Allbaugh addresses Community Supervision Program
Team Radio Marketing Group - September 27, 2017 2:44 pm
OKLAHOMA CITY — Various conflicting reports have spread regarding Oklahoma Department of Corrections’ new Community Supervision Program for select nonviolent offenders who are projected to complete their sentences within 18 months, according to ODOC Director Joe Allbaugh.
In a statement issued Wednesday, Allbaugh said ODOC has identified potential candidates for the Community Supervision Program.
“There is an extensive review process to determine which inmates will be admitted to the program. Staff will start reviewing prospective participants Oct. 1,” he said.
The 1,445 inmate number quoted by Rep. Scott Biggs is an initial snapshot by ODOC of inmates who could be eligible, Allbaugh said.
“We estimate approximately half of those would be admitted following a more thorough review of each individual inmate’s criminal history, behavior and readiness for release,” Allbaugh said. “Remember, these inmates are already projected to complete their sentences and release within 18 months.”

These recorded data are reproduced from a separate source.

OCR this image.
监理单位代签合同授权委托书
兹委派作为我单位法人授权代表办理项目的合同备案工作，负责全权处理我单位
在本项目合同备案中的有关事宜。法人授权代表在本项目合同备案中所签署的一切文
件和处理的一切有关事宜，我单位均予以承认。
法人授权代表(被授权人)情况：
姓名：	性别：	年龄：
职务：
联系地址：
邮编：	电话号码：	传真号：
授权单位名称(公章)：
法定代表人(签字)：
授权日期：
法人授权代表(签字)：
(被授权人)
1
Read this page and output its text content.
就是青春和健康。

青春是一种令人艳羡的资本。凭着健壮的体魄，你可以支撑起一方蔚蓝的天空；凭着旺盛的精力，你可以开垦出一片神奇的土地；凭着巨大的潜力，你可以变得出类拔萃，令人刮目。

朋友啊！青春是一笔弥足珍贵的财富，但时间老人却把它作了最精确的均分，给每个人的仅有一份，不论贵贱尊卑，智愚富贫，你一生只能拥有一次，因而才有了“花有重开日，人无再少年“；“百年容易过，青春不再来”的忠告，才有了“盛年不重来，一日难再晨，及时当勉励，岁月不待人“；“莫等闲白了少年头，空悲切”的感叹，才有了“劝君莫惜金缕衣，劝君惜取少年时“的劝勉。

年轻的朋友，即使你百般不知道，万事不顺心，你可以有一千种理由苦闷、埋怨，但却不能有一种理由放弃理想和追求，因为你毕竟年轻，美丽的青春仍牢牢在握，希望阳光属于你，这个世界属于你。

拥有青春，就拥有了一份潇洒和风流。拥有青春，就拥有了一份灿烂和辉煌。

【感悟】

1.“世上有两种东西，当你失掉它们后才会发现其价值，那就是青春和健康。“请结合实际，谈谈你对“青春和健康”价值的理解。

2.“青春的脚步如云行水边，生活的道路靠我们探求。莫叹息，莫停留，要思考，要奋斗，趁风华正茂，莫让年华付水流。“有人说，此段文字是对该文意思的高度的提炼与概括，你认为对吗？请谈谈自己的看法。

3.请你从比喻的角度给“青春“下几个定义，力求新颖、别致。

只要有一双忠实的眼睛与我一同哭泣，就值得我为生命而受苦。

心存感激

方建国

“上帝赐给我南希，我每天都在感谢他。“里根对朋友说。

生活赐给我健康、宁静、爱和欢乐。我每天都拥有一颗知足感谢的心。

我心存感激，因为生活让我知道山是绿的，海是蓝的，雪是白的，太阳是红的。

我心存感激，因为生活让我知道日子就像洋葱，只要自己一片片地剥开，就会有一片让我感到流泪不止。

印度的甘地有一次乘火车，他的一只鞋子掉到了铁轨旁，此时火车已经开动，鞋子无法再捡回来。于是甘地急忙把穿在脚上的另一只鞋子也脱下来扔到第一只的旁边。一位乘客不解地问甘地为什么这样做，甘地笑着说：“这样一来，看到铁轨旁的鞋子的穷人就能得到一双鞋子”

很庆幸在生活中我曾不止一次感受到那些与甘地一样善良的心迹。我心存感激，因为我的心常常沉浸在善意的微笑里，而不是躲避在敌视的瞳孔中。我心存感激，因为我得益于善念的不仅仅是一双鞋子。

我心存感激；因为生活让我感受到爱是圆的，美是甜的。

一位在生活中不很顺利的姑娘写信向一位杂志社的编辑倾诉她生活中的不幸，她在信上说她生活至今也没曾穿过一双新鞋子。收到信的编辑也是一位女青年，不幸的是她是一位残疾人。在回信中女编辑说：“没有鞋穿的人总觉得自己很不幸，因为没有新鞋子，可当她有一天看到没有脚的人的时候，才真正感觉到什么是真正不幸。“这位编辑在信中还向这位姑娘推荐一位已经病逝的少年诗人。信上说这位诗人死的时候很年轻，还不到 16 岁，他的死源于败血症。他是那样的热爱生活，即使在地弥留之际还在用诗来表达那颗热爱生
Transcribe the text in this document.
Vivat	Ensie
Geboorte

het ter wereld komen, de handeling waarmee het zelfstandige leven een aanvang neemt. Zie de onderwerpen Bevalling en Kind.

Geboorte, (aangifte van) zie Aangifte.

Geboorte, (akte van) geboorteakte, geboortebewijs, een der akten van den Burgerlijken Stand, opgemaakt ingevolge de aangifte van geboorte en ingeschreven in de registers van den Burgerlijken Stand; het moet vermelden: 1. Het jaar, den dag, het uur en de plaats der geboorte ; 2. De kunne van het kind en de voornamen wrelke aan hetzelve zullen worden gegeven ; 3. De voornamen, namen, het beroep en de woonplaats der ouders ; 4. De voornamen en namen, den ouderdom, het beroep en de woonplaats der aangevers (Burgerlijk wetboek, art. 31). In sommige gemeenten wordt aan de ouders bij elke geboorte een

Oklahoma Statute Title 57 Sec. 510.1, allows for inmates to leave halfway houses and community corrections centers to contact prospective employers, and participate in work, educational and training programs in the community.
In developing the program candidate criteria, ODOC used the state’s definition of violent crime. This definition came from a 2015 state law, SB 412, which Rep. Biggs co-authored.
“Corrections is a core function of state government. ODOC is a public safety service provider entrusted with imprisoning inmates and supervising offenders in the community,” Allbaugh said.
“CSP is a program like many other ODOC programs that helps the department manage its population, while also ensuring public safety, and preparing offenders for reentry. Basic supervision requires monitoring offenders’ activities, ensuring compliance to supervision rules, and adherence to supervision plans. This includes participation in work, educational and training programs in the community. Ninety four percent of those in our custody return to society,” he said.
“We look forward to working with the state Legislature on criminal justice reform to address the core criminal justice system issues that have led to this crisis.”